Decline in Telemarketing. Governments and agencies in the region have or are considering enacting ‘Do Not Call’ and other legislation-related information privacy and security, which is likely to affect the use of outbound dialer systems for telemarketing. These laws, including the EU Data Protection Directive, are proliferating and being strengthened. The growing tangle of confusing and complicated legal restrictions and penalties and the public‘s dislike for unsolicited calls are making it more and more difficult for telemarketers to successfully run their campaigns.

Reversion to Cost Control: Contact centers remain tactical cost centers in the eyes of mostsenior executives. They are highly labor-intensive and at the same time, dependent on an expensive technology infrastructure. Both require significant ongoing investment. Over the last several years (and notably, in the period since the last major downturn), contact center managers have started to understand the imperative to cast their work as both profit-making and value-creating. Senior executives have long paid lip service to the idea that customer care is a positive value, rather than just a cost to be borne. That lip service has started to become reality, thanks to new tools and metrics that link the contact center with what's going on elsewhere in the enterprise. Executives have started to see the relationship between how customers are handled and how well the company performs. However, this linkage is tenuous at best. Historically, the contact center is one of the first and easiest places to make cost reduction when the economy sours. As we head into what may become a major, long-lasting decline, the progress that the industry has made is clearly at risk. Evidence suggests that there is already a reversion to the traditional stance of using the contact center to contain costs. This implies that even in a downturn, certain aspects of the contact center applications will remain as viable purchases. Contact center applications are not recession-proof, but in some respects it is recession-resistant.

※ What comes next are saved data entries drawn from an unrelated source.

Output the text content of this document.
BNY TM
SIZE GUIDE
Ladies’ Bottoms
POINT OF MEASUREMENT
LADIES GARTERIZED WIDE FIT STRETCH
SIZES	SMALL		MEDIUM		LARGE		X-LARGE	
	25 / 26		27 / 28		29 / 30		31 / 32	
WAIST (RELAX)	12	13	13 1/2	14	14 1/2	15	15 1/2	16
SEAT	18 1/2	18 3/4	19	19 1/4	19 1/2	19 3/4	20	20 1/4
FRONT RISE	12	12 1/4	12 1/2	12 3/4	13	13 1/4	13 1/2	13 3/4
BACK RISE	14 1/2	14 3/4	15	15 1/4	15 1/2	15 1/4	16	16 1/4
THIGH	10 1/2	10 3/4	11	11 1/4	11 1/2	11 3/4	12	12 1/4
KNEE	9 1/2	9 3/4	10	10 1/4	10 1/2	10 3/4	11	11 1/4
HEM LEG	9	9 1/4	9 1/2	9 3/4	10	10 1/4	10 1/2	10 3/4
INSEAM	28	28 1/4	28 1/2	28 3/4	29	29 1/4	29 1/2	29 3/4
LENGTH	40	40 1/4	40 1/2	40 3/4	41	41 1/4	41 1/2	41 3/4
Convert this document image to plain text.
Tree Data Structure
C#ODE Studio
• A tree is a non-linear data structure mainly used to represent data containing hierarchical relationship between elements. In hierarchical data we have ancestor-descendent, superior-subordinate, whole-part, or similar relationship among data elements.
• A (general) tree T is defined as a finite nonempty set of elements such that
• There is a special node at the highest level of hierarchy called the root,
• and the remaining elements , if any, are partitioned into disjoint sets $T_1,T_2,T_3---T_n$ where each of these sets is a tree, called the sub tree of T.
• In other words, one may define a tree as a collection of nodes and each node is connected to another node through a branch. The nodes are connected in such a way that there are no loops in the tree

Unclear Business Cases for UC: Business cases for unified communications are unclear. Contact center are also affected by this fact, delaying UC implementations in this industry. To increase adoption, It is important to present success stories related to the contact center, along with ROI and cost-cutting and revenue-generating activities.

Software-only Systems: In addition to migrating to support IP networks and multi-modal customer interactions, contact center architectures are migrating away from proprietary hardware. With the exception of vendors, which always offered software-only solutions such as Genesys, all of the leading vendors have or are shifting to software-only contact center applications. These applications are designed to operate on industry-standard hardware and operating systems.

Social Networking: Peer-to-peer customer support is an emerging trend, particularly in certain industries and among young consumers. Leading enterprises are supporting customer forums, where peer-to-peer interactions can take place in their efforts to at least beaware of these peer-to-peer activities and eventually to build links between them and their formal customer services.

Target Enterprise Customer Evolving: Key inbound contact routing systems’ purchase decision makers are evolving in most enterprises. Where contact center managers, telecommunications managers, and IT managers made these decisions, increasingly tech-saavyline-of-business managers and, in some cases, marketing managers are becoming the key decision makers.